Monday, Sep. 01, 1941

Week of Climax

The world and its war shuddered last week in the pangs of a climacteric. Everywhere there was a sense of impending change, an uneasiness.

The nations trembled before a climax in Russia (see col. 3). They witnessed a terror in France (see p. 24). They got a new campaign in Iran (see below). As had been the case at every period of imminence, misleading rumors lit up the hot countries, like sheet lightning which has no real bolt: Was the Dnieper Dam blown up? Were the Germans making armored sleighs for winter warfare in Russia? Or was the report merely a trick to lull the London-Washington Axis? Did the Americans intend to concentrate bombers against Japan at Vladivostok? Leaders spoke: Franklin Roosevelt talked a good war (see p. 12), and Winston Churchill declared the U.S. in (see p. 21).

All this suggested a turning point. The change which might be, which so much of the world wanted, was this: that the war, every step of which had up till now been chosen by Adolf Hitler, might no longer be his war; that it might now become the property of those who had been pushed around for so long.

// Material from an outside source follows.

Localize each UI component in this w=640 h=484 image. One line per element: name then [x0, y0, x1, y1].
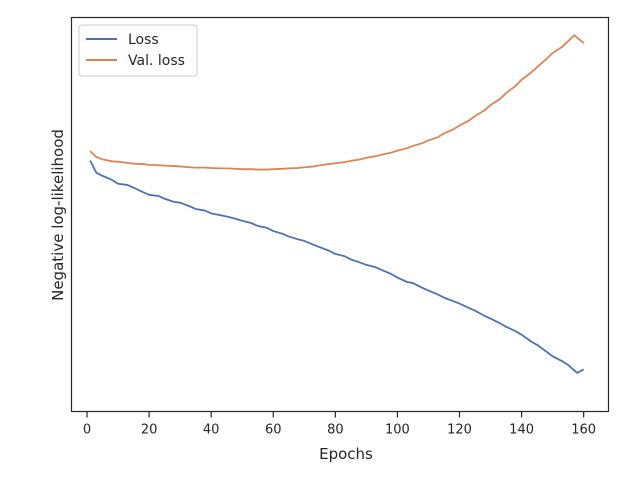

Hitler was full of haste last week. He wanted to crush the Russians at once. If he did not, if the war dragged into the winter, he might no longer be the chooser of campaigns. He was an old hand at breaking promises, but there was one promise--made, not to statesmen of the so-called plutocracies, but to his own people--that he did not want to break, for his power could break with it. He made it on the last day of 1940: "The year 1941 will bring consummation of the greatest victory in our history."